BENİM gibi TC Hükümeti'ni ‘‘Kıbrıs'ta politikasız olmakla’’ suçlayan kişilerin duraksamak durumunda olduğu bir hafta yaşıyoruz.
Hükümet, Kıbrıs konusunda nihayet Annan Planı çerçevesinde tavır aldı, başta Rauf Denktaş olmak üzere, tüm taraflar da bu kesin tavır karşısında duruşlarını yeniden belirlediler.
Bir kısmı, en hafif deyimle, döndüler!
* * *
Yanlışın neresinden dönülürse kárdır ama kimse kaybedilen zamanın hesabından kaçamaz.
Artık Kıbrıs Cumhuriyeti'nin AB üyesi olma tarihi olan 1 Mayıs 2004'e sadece 3.5 ay var.
Bu durum da TC ve KKTC'nin zaman kısıtı karşısında esas taviz veren taraf olma mecburiyetini yaratıyor.

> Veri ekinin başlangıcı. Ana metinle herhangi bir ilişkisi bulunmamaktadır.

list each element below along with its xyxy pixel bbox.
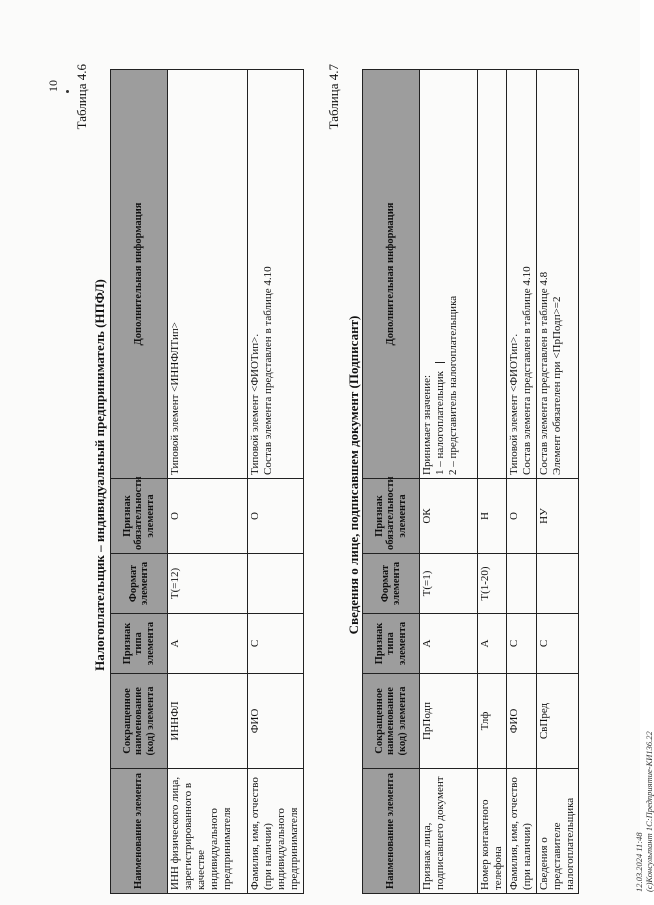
cell-name: Номер контактного телефона xyxy=(478,769,507,894)
cell-required: Н xyxy=(478,479,507,554)
stamp-date: 12.03.2024 11:48 xyxy=(634,832,644,892)
table-row xyxy=(420,70,478,894)
cell-format: Т(=1) xyxy=(420,554,478,614)
header-format: Формат элемента xyxy=(111,554,168,614)
cell-info xyxy=(248,70,304,479)
cell-info xyxy=(478,70,507,479)
table-row xyxy=(537,70,579,894)
text-cursor-mark xyxy=(435,362,445,363)
rotated-document-content xyxy=(30,50,654,900)
cell-name: ИНН физического лица, зарегистрированного в качестве индивидуального предпринимателя xyxy=(168,769,248,894)
cell-name: Признак лица, подписавшего документ xyxy=(420,769,478,894)
table-row xyxy=(478,70,507,894)
cell-required: О xyxy=(168,479,248,554)
cell-format: Т(=12) xyxy=(168,554,248,614)
header-required: Признак обязательности элемента xyxy=(363,479,420,554)
header-name: Наименование элемента xyxy=(363,769,420,894)
cell-name: Фамилия, имя, отчество (при наличии) xyxy=(507,769,537,894)
header-type: Признак типа элемента xyxy=(111,614,168,674)
info-line: Типовой элемент <ФИОТип>. xyxy=(249,333,261,475)
info-line: Типовой элемент <ФИОТип>. xyxy=(508,333,520,475)
cell-code: СвПред xyxy=(537,674,579,769)
cell-required: ОК xyxy=(420,479,478,554)
header-required: Признак обязательности элемента xyxy=(111,479,168,554)
cell-name: Сведения о представителе налогоплательщика xyxy=(537,769,579,894)
header-code: Сокращенное наименование (код) элемента xyxy=(111,674,168,769)
cell-required: О xyxy=(507,479,537,554)
table-4-7 xyxy=(362,69,579,894)
table-4-6 xyxy=(110,69,304,894)
info-line: 1 – налогоплательщик xyxy=(434,73,447,475)
print-stamp xyxy=(634,731,654,892)
cell-format: Т(1-20) xyxy=(478,554,507,614)
header-code: Сокращенное наименование (код) элемента xyxy=(363,674,420,769)
cell-type: С xyxy=(507,614,537,674)
table-4-6-label: Таблица 4.6 xyxy=(74,64,89,130)
cell-name: Фамилия, имя, отчество (при наличии) индивидуального предпринимателя xyxy=(248,769,304,894)
cell-code: ПрПодп xyxy=(420,674,478,769)
table-row xyxy=(248,70,304,894)
page-number: 10 xyxy=(46,80,60,92)
cell-type: А xyxy=(478,614,507,674)
cell-code: ФИО xyxy=(248,674,304,769)
cell-code: Тлф xyxy=(478,674,507,769)
table-row xyxy=(168,70,248,894)
cell-info xyxy=(420,70,478,479)
cell-type: А xyxy=(420,614,478,674)
info-line: 2 – представитель налогоплательщика xyxy=(447,295,459,475)
info-line: Элемент обязателен при <ПрПодп>=2 xyxy=(551,296,563,475)
cell-code: ФИО xyxy=(507,674,537,769)
info-line: Типовой элемент <ИННФЛТип> xyxy=(169,322,181,475)
cell-required: О xyxy=(248,479,304,554)
stamp-source: (c)Консультант 1С:Предприятие-КИ136.22 xyxy=(644,731,654,892)
cell-type: С xyxy=(537,614,579,674)
cell-format xyxy=(507,554,537,614)
header-name: Наименование элемента xyxy=(111,769,168,894)
cell-format xyxy=(248,554,304,614)
info-line: Состав элемента представлен в таблице 4.10 xyxy=(262,266,274,475)
table-4-6-caption: Налогоплательщик – индивидуальный предприниматель (НПФЛ) xyxy=(92,279,107,671)
cell-info xyxy=(537,70,579,479)
cell-type: А xyxy=(168,614,248,674)
cell-format xyxy=(537,554,579,614)
info-line: Состав элемента представлен в таблице 4.8 xyxy=(538,271,550,475)
cell-required: НУ xyxy=(537,479,579,554)
header-info: Дополнительная информация xyxy=(111,70,168,479)
cell-code: ИННФЛ xyxy=(168,674,248,769)
header-format: Формат элемента xyxy=(363,554,420,614)
header-info: Дополнительная информация xyxy=(363,70,420,479)
table-header-row xyxy=(363,70,420,894)
cell-type: С xyxy=(248,614,304,674)
header-type: Признак типа элемента xyxy=(363,614,420,674)
cell-info xyxy=(168,70,248,479)
table-header-row xyxy=(111,70,168,894)
info-line: Принимает значение: xyxy=(421,374,433,475)
table-row xyxy=(507,70,537,894)
info-line: Состав элемента представлен в таблице 4.10 xyxy=(521,266,533,475)
table-4-7-label: Таблица 4.7 xyxy=(326,64,341,130)
cell-info xyxy=(507,70,537,479)
table-4-7-caption: Сведения о лице, подписавшем документ (Подписант) xyxy=(346,315,361,635)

Aralık 2002'de Rauf Denktaş'ın kör inadı nedeniyle müzakere masasına oturmayan Türk tarafı, Rum tarafının Annan Planı çerçevesinde tavır belirlemeden AB üyeliğini kapmasına yardımcı olmuş, dönemin Rum Kesimi lideri Klerides'e ‘‘Dostum Denktaş bana hayatımın en anlamlı yılbaşı hediyesini verdi’’ dedirtmiştir.
* * *
Annan Planı ile ‘‘anan baban planı’’ diye dalga geçen, şimdi sözünden çıkmayacağını söylediği Türkiye Cumhuriyeti'nin yaklaşımına sadece 2 hafta önce ‘‘ahlaksız teklif’’ diyen Rauf Denktaş, söylediklerinin tam tersi, kendisine telkin edildiği geçen pazar günü ‘‘normal yurdum insanı’’ olarak istifa müessesesini kullanmamış, tıpkı danışmanı gibi vurdumduymaz davranmıştır.

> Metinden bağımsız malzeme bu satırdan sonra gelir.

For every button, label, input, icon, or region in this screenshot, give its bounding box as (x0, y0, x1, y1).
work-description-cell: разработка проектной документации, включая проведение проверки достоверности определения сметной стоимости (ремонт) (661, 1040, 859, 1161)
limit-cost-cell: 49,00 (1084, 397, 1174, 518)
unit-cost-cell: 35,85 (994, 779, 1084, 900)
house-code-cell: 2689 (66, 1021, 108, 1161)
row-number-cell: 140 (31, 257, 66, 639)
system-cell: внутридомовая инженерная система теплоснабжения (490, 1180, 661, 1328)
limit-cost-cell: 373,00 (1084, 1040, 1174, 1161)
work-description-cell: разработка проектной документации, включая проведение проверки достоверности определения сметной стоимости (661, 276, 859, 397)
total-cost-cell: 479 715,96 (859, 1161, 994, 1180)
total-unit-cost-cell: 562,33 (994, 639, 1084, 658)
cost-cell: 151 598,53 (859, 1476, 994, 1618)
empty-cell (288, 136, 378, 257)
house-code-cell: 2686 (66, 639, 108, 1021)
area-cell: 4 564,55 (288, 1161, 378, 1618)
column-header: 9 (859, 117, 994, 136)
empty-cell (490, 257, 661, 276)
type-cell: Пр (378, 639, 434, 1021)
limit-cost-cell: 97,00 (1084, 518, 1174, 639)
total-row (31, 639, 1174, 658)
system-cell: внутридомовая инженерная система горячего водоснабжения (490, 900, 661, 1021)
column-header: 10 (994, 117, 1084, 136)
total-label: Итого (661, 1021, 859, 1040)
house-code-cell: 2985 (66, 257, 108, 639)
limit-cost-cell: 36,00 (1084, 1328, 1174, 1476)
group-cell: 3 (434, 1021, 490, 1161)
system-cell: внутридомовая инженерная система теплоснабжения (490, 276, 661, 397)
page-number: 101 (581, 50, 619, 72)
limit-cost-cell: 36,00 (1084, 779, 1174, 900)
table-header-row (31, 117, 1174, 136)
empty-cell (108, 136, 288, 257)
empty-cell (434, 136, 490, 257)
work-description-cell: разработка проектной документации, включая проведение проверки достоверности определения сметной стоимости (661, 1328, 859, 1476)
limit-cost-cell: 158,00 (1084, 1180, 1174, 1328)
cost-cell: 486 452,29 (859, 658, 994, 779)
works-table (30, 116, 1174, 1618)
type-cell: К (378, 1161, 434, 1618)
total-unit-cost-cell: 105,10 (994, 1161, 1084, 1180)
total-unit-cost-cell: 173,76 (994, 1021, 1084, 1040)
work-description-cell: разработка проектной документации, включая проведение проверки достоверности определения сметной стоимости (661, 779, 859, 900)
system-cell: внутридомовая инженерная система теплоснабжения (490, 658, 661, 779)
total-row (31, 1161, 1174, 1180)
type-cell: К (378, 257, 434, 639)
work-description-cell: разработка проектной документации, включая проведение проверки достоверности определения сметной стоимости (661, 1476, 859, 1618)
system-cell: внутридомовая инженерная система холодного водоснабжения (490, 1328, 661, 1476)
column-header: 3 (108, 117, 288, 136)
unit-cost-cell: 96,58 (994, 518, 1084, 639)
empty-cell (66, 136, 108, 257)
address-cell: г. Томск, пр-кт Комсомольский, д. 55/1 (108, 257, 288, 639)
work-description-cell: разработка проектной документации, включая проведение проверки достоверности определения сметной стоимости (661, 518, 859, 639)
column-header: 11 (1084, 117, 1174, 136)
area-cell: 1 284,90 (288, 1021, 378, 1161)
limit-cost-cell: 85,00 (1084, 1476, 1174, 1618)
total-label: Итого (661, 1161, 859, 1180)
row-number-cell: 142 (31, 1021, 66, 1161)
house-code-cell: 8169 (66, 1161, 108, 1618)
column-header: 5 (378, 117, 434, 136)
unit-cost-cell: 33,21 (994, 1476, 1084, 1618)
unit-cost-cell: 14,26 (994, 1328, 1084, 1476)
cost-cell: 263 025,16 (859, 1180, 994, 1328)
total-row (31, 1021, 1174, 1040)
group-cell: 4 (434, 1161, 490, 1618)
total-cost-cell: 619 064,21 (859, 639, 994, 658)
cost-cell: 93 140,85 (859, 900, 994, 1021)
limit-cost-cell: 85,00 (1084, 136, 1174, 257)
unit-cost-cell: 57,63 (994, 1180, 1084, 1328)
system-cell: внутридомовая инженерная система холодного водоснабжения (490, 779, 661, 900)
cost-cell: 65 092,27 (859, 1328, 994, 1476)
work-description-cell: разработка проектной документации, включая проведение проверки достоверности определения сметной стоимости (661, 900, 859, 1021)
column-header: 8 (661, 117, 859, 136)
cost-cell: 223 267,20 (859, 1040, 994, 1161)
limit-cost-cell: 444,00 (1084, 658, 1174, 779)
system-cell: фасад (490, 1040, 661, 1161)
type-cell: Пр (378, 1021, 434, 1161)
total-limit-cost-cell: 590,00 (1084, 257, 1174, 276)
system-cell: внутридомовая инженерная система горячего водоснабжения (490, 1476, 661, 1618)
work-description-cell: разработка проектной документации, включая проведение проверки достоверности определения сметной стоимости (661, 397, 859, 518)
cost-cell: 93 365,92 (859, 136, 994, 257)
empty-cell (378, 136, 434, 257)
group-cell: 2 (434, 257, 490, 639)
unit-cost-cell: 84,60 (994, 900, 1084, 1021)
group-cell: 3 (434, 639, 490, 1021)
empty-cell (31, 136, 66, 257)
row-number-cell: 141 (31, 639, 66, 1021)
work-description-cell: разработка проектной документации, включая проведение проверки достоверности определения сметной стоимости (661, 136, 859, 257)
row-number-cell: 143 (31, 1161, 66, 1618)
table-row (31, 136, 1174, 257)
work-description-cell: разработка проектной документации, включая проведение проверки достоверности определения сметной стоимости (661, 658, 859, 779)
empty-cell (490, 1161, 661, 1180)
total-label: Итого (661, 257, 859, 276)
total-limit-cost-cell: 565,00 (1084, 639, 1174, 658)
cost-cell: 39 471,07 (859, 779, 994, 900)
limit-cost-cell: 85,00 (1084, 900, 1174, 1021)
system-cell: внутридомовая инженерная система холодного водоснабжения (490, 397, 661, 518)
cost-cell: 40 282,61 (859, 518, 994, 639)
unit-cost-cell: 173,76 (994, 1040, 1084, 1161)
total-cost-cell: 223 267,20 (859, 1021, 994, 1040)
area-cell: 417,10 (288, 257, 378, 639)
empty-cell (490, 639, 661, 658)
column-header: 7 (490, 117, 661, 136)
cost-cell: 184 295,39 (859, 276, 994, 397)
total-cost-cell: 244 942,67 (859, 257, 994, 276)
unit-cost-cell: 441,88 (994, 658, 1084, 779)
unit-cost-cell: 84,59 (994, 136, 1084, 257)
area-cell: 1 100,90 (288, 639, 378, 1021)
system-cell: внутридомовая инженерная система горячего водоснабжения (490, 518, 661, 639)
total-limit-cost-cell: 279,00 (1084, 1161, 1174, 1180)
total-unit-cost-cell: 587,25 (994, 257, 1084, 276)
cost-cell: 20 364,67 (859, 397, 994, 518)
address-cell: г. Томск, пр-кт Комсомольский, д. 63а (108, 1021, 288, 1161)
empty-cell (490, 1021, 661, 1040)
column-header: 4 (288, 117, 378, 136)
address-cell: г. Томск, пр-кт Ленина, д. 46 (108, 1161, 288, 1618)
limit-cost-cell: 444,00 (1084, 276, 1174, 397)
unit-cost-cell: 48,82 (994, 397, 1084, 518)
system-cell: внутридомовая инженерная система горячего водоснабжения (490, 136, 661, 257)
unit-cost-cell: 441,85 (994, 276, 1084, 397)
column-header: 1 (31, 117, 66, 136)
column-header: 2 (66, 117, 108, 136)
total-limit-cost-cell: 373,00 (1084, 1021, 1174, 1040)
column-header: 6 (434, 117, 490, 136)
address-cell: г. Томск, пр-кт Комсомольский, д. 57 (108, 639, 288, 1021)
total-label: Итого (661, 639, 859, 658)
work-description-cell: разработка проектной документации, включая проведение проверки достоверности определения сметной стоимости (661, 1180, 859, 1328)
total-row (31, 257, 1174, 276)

Bugün KKTC'de Annan Planı'nı esas alan tavırlar sergileyen TC Hükümeti de önce kendi ‘‘mutaassıp tabanından’’ korkarak Kıbrıs meselesine salt milliyetçi refleksle yaklaşmış, ‘‘AB üyeliği-Kıbrıs ilişkisi’’ gerçeği karşısında ise Kıbrıs'ta Aralık 2003 seçimlerini muhalefetin kazanmasına umut bağlamış ancak seçim sonucunda kestaneleri ateşten alacak birisi bulunamayınca sonunda ABD'nin tehdidi haline gelen zorlama karşısında çark etmiştir.
* * *
Şimdi Rauf Denktaş ve şahinler son bir oyun deneyecekler.

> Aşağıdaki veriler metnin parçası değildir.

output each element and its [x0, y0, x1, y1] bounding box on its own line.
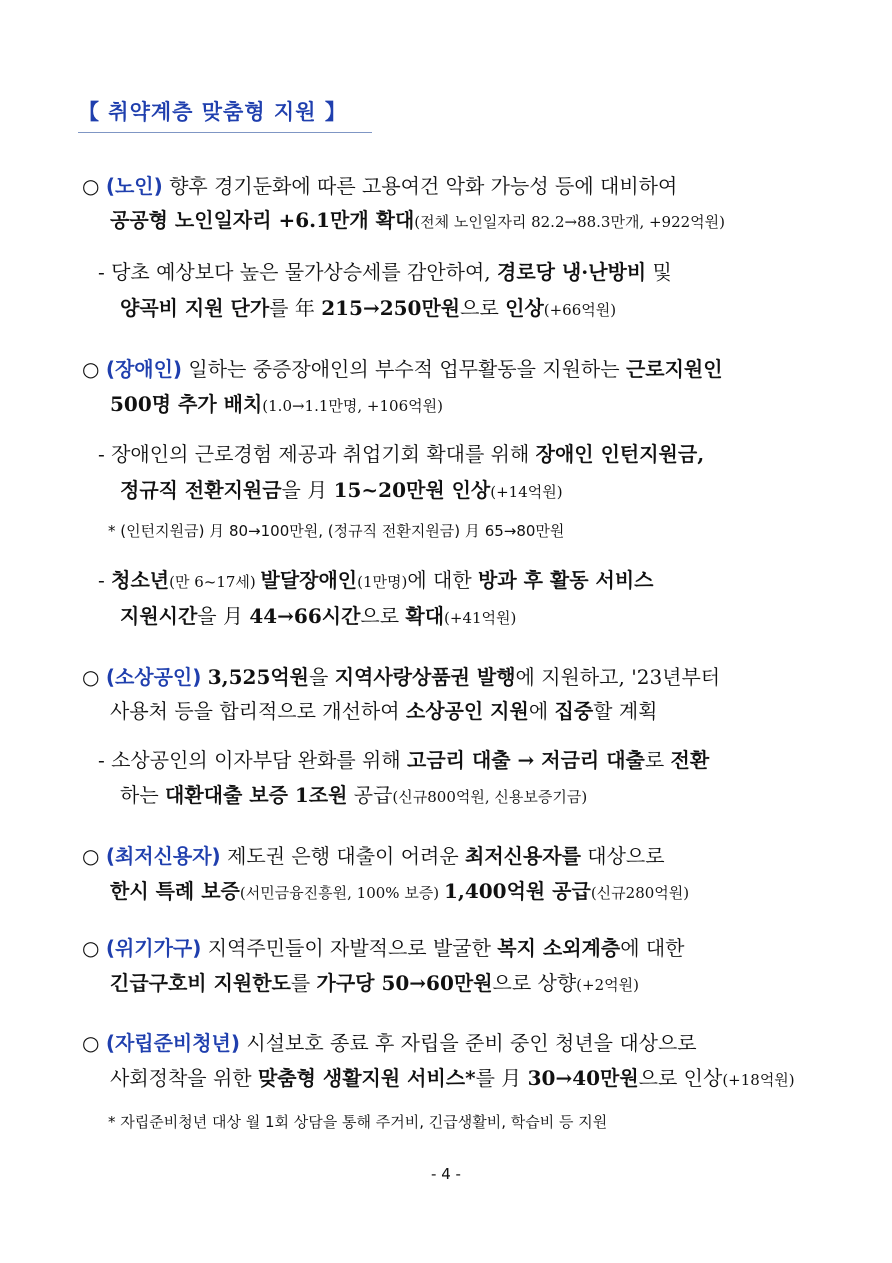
disabled-line-2: [110, 390, 443, 420]
bold-text: 소상공인 지원: [405, 699, 529, 723]
bold-text: 근로지원인: [625, 357, 723, 381]
bold-text: 경로당 냉·난방비: [497, 260, 647, 284]
text: - 당초 예상보다 높은 물가상승세를 감안하여,: [98, 260, 498, 284]
tag-smallbiz: (소상공인): [105, 665, 202, 689]
tag-disabled: (장애인): [105, 357, 183, 381]
bold-text: 긴급구호비 지원한도: [110, 971, 291, 995]
lowcredit-line-1: [82, 842, 665, 870]
elderly-line-1: [82, 172, 677, 200]
text: -: [98, 568, 112, 592]
disabled-footnote: * (인턴지원금) 月 80→100만원, (정규직 전환지원금) 月 65→80만원: [108, 522, 565, 540]
text: 를 年: [269, 296, 322, 320]
text: - 소상공인의 이자부담 완화를 위해: [98, 748, 408, 772]
text: 를 月: [475, 1066, 528, 1090]
lowcredit-line-2: [110, 877, 689, 907]
tag-youth: (자립준비청년): [105, 1031, 241, 1055]
small-text: (신규800억원, 신용보증기금): [392, 788, 588, 806]
small-text: (1만명): [357, 573, 408, 591]
text: 하는: [120, 783, 165, 807]
text: 시설보호 종료 후 자립을 준비 중인 청년을 대상으로: [246, 1031, 697, 1055]
bullet-marker: ○: [82, 936, 100, 960]
text: 일하는 중증장애인의 부수적 업무활동을 지원하는: [188, 357, 626, 381]
bold-text: 공공형 노인일자리 +6.1만개 확대: [110, 208, 415, 232]
tag-elderly: (노인): [105, 174, 163, 198]
text: 공급: [347, 783, 393, 807]
small-text: (전체 노인일자리 82.2→88.3만개, +922억원): [414, 213, 726, 231]
disabled-sub-line-1: [98, 440, 704, 468]
text: 을: [309, 665, 335, 689]
youth-line-2: [110, 1064, 795, 1094]
bold-text: 맞춤형 생활지원 서비스*: [257, 1066, 476, 1090]
crisis-line-2: [110, 969, 639, 999]
disabled-line-1: [82, 355, 723, 383]
elderly-line-2: [110, 206, 725, 236]
bold-text: 1,400억원 공급: [443, 879, 591, 903]
text: 향후 경기둔화에 따른 고용여건 악화 가능성 등에 대비하여: [169, 174, 678, 198]
text: 사용처 등을 합리적으로 개선하여: [110, 699, 406, 723]
bold-text: 정규직 전환지원금: [120, 478, 282, 502]
elderly-sub-line-1: [98, 258, 672, 286]
heading-underline: [78, 132, 372, 133]
text: 에 대한: [620, 936, 685, 960]
text: 을 月: [281, 478, 334, 502]
bold-text: 대환대출 보증 1조원: [165, 783, 348, 807]
small-text: (+2억원): [576, 976, 639, 994]
text: 로: [644, 748, 671, 772]
elderly-sub-line-2: [120, 294, 616, 324]
bold-text: 전환: [670, 748, 710, 772]
bold-text: 인상: [505, 296, 544, 320]
small-text: (만 6~17세): [169, 573, 261, 591]
bullet-marker: ○: [82, 357, 100, 381]
small-text: (+14억원): [490, 483, 563, 501]
tag-lowcredit: (최저신용자): [105, 844, 221, 868]
bullet-marker: ○: [82, 844, 100, 868]
page-number: - 4 -: [431, 1165, 461, 1183]
youth-line-1: [82, 1029, 697, 1057]
small-text: (서민금융진흥원, 100% 보증): [239, 884, 444, 902]
bold-text: 방과 후 활동 서비스: [478, 568, 654, 592]
disabled-sub-line-3: [98, 566, 654, 596]
disabled-sub-line-2: [120, 476, 563, 506]
bold-text: 가구당 50→60만원: [316, 971, 493, 995]
bold-text: 44→66시간: [249, 604, 361, 628]
bold-text: 500명 추가 배치: [110, 392, 263, 416]
small-text: (+66억원): [543, 301, 617, 319]
bold-text: 3,525억원: [207, 665, 310, 689]
text: 을 月: [197, 604, 250, 628]
text: 제도권 은행 대출이 어려운: [227, 844, 466, 868]
text: 지역주민들이 자발적으로 발굴한: [207, 936, 498, 960]
youth-footnote: * 자립준비청년 대상 월 1회 상담을 통해 주거비, 긴급생활비, 학습비 등 지원: [108, 1113, 608, 1131]
text: 할 계획: [593, 699, 658, 723]
section-heading: 【 취약계층 맞춤형 지원 】: [78, 100, 347, 124]
bold-text: 장애인 인턴지원금,: [535, 442, 705, 466]
bold-text: 고금리 대출 → 저금리 대출: [407, 748, 645, 772]
disabled-sub-line-4: [120, 602, 516, 632]
bold-text: 최저신용자를: [465, 844, 581, 868]
bold-text: 한시 특례 보증: [110, 879, 240, 903]
small-text: (+41억원): [444, 609, 517, 627]
smallbiz-sub-line-2: [120, 781, 587, 811]
bullet-marker: ○: [82, 1031, 100, 1055]
bold-text: 30→40만원: [527, 1066, 639, 1090]
smallbiz-line-2: [110, 697, 657, 725]
tag-crisis: (위기가구): [105, 936, 202, 960]
smallbiz-line-1: [82, 663, 720, 691]
smallbiz-sub-line-1: [98, 746, 709, 774]
text: 사회정착을 위한: [110, 1066, 258, 1090]
bold-text: 복지 소외계층: [497, 936, 621, 960]
small-text: (+18억원): [722, 1071, 795, 1089]
text: 으로: [460, 296, 506, 320]
text: 으로 상향: [492, 971, 577, 995]
text: 으로: [360, 604, 406, 628]
text: 를: [290, 971, 317, 995]
text: 으로 인상: [638, 1066, 723, 1090]
small-text: (신규280억원): [590, 884, 690, 902]
crisis-line-1: [82, 934, 685, 962]
bullet-marker: ○: [82, 665, 100, 689]
bold-text: 지역사랑상품권 발행: [334, 665, 516, 689]
text: 에 대한: [407, 568, 479, 592]
small-text: (1.0→1.1만명, +106억원): [262, 397, 443, 415]
bold-text: 집중: [554, 699, 594, 723]
text: 및: [646, 260, 672, 284]
bold-text: 지원시간: [120, 604, 198, 628]
bold-text: 청소년: [111, 568, 170, 592]
text: 에: [528, 699, 555, 723]
text: - 장애인의 근로경험 제공과 취업기회 확대를 위해: [98, 442, 536, 466]
bullet-marker: ○: [82, 174, 100, 198]
bold-text: 확대: [405, 604, 445, 628]
bold-text: 발달장애인: [260, 568, 358, 592]
text: 대상으로: [580, 844, 665, 868]
bold-text: 215→250만원: [321, 296, 461, 320]
text: 에 지원하고, '23년부터: [515, 665, 721, 689]
bold-text: 양곡비 지원 단가: [120, 296, 270, 320]
bold-text: 15~20만원 인상: [333, 478, 491, 502]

Daha evvel müzakere etmedikleri Annan Planı'nı bu sefer mayısa kadar ‘‘müzakere ediyormuş gibi’’ yapacaklar!
Annan Planı'nı bizden daha fazla istemeyen Rum Lideri Papadopulos, Türk tarafı statükonun en büyük umududur.
Şimdi Türk ve Rum statükocuların ortak hedefi; Rum Kesimi'nin Annan Planı çerçevesinde taviz vermeden AB'ye girmesi, Annan Planı'nı ‘‘müzakerlere rağmen neticelendiremeyen’’ Türkiye'nin ise Aralık 2004'te AB'den müzakere tarihi alamamasıdır.
Böylece, Türkiye nihayet şahinlerin istediği şekilde içine kapanacak, ‘‘verdiği tüm tavizlere rağmen Türkiye'yi AB'ye sokamayan AKP’’ de bölünecektir.
* * *
Rauf Denktaş müzakere masasında olduğu sürece ben bu şüpheyi hep taşıyacağım ve uyarılarımı yapacağım.
Statükonun son çare olarak gördüğü ‘‘bu sefer de müzakereleri kitleyelim oyununu’’ bozacak tek çare, TC ve KKTC hükümetlerinin benim ifade ettiğim şüpheyi bünyelerinde devamlı uyanık tutmalarıdır.